Oturumda konuşan (IMF) Türkiye Cumhuriyeti Mukim Temsilcisi Gabriel Di Bella, küresel ekonominin son iki yılda istikrarlı bir şekilde büyümeye devam ederek stagflasyon ve küresel durgunluk tahminlerine meydan okuduğunu ve bunun hem gelişmiş ekonomilerde hem de gelişmekte olan ekonomilerde gerçekleştiğini söyledi.
Geçen yıla bakıldığında özel tüketimin ve beklenenden daha güçlü kamu harcamalarının daha iyi büyüme görünümünü desteklediğine işaret eden Bella, “İşgücü piyasası koşulları hala sıkı. Özellikle gelişmiş ekonomilerde, küresel salgın sırasında biriken fazla tasarrufların azalmasıyla özel tüketimin desteklendiğini görüyoruz. Haberler sadece talep tarafından iyi gelmedi. Arz tarafından da çok iyi haberler alıyoruz.” diye konuştu.
“KÜRESEL BÜYÜMENİN İKİ YIL BOYUNCA SABİT KALACAĞINI ÖNGÖRÜYORUZ”
Bella, küresel büyümenin geçen yıl yüzde 3,2 olarak tahmin edildiğini belirterek, “Bu oranın 2024 ve 2025 yıllarında aşağı yukarı sabit kalacağı öngörülüyor. Avro Bölgesi’nin bir ölçüde toparlanmasını, yükselen ve gelişmekte olan piyasa ekonomilerinin gelişmiş ekonomilere göre daha hızlı büyümesini baz alarak küresel büyümeyi biraz yukarı doğru revize ettik, ancak büyüme oranının aşağı yukarı 2023’de gözlemlediğimiz seviyelerde kalmasını bekliyoruz.” yorumunu yaptı.

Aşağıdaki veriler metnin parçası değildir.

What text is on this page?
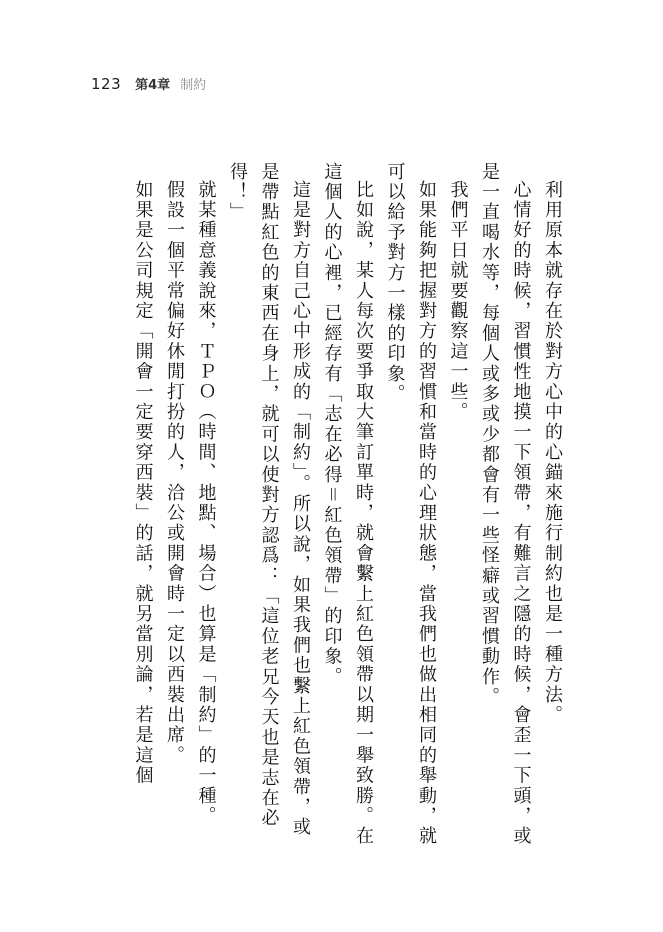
123 第4章 制約

利用原本就存在於對方心中的心錨來施行制約也是一種方法。

心情好的時候，習慣性地摸一下領帶，有難言之隱的時候，會歪一下頭，或是一直喝水等，每個人或多或少都會有一些怪癖或習慣動作。

我們平日就要觀察這一些。

如果能夠把握對方的習慣和當時的心理狀態，當我們也做出相同的舉動，就可以給予對方一樣的印象。

比如說，某人每次要爭取大筆訂單時，就會繫上紅色領帶以期一舉致勝。在這個人的心裡，已經存有「志在必得＝紅色領帶」的印象。

這是對方自己心中形成的「制約」。所以說，如果我們也繫上紅色領帶，或是帶點紅色的東西在身上，就可以使對方認爲：「這位老兄今天也是志在必得！」

就某種意義說來，ＴＰＯ（時間、地點、場合）也算是「制約」的一種。

假設一個平常偏好休閒打扮的人，洽公或開會時一定以西裝出席。

如果是公司規定「開會一定要穿西裝」的話，就另當別論，若是這個
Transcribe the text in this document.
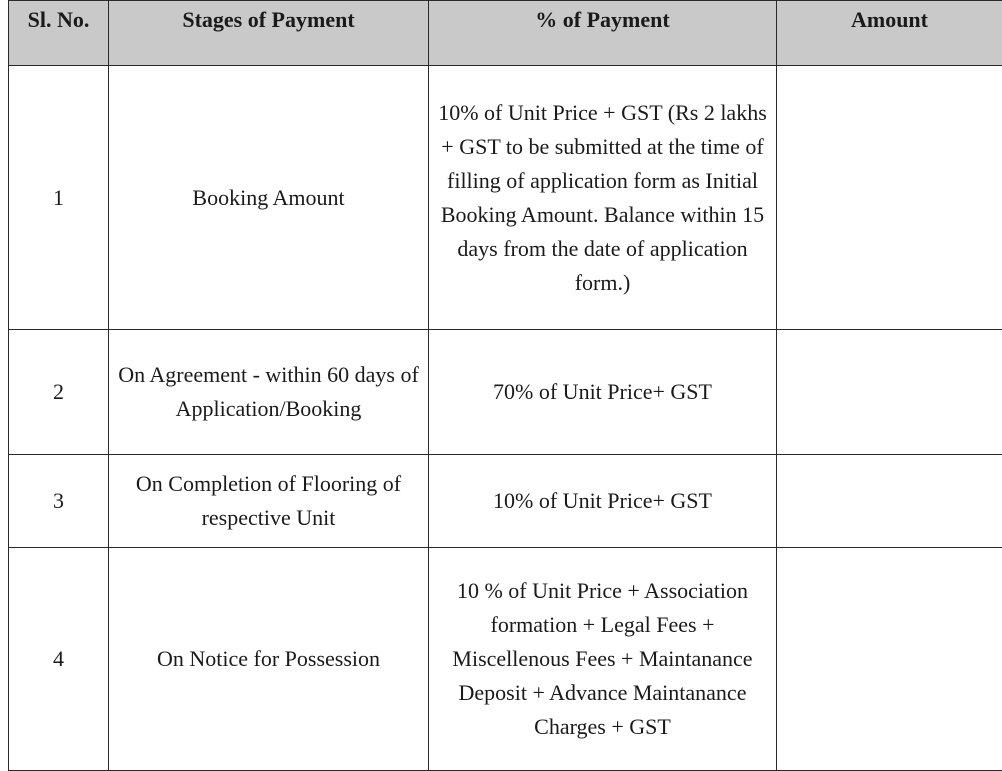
Sl. No.	Stages of Payment	% of Payment	Amount
1	Booking Amount	10% of Unit Price + GST (Rs 2 lakhs + GST to be submitted at the time of filling of application form as Initial Booking Amount. Balance within 15 days from the date of application form.)	
2	On Agreement - within 60 days of Application/Booking	70% of Unit Price+ GST	
3	On Completion of Flooring of respective Unit	10% of Unit Price+ GST	
4	On Notice for Possession	10 % of Unit Price + Association formation + Legal Fees + Miscellenous Fees + Maintanance Deposit + Advance Maintanance Charges + GST	
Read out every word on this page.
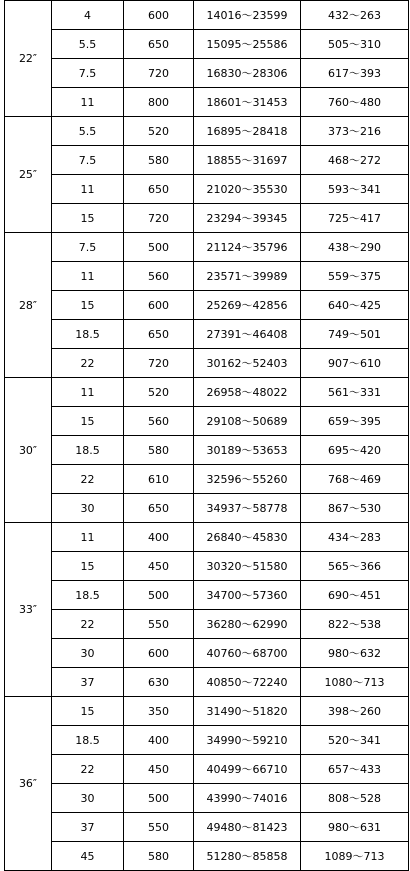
22″	4	600	14016～23599	432～263
	5.5	650	15095～25586	505～310
	7.5	720	16830～28306	617～393
	11	800	18601～31453	760～480
25″	5.5	520	16895～28418	373～216
	7.5	580	18855～31697	468～272
	11	650	21020～35530	593～341
	15	720	23294～39345	725～417
28″	7.5	500	21124～35796	438～290
	11	560	23571～39989	559～375
	15	600	25269～42856	640～425
	18.5	650	27391～46408	749～501
	22	720	30162～52403	907～610
30″	11	520	26958～48022	561～331
	15	560	29108～50689	659～395
	18.5	580	30189～53653	695～420
	22	610	32596～55260	768～469
	30	650	34937～58778	867～530
33″	11	400	26840～45830	434～283
	15	450	30320～51580	565～366
	18.5	500	34700～57360	690～451
	22	550	36280～62990	822～538
	30	600	40760～68700	980～632
	37	630	40850～72240	1080～713
36″	15	350	31490～51820	398～260
	18.5	400	34990～59210	520～341
	22	450	40499～66710	657～433
	30	500	43990～74016	808～528
	37	550	49480～81423	980～631
	45	580	51280～85858	1089～713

Uzun bir sıkılaştırma döneminin ardından varlık fiyatlarındaki düşüşlerden kaynaklanan finansal stres ve ülkedeki emlak sektörünün hayal kırıklığına uğraması halinde Çin’in büyümesinin sekteye uğrayabileceğini kaydeden Bella, “Elbette Çin’in bu kadar büyük ve küresel ekonomi olmasından dolayı bu durumun dünyanın geri kalanına da yansımaları olabilir. ” açıklamasını yaptı.
“TÜRKİYE KRİZLERE KARŞI ÇOK DİRENÇLİ BİR ÜLKE”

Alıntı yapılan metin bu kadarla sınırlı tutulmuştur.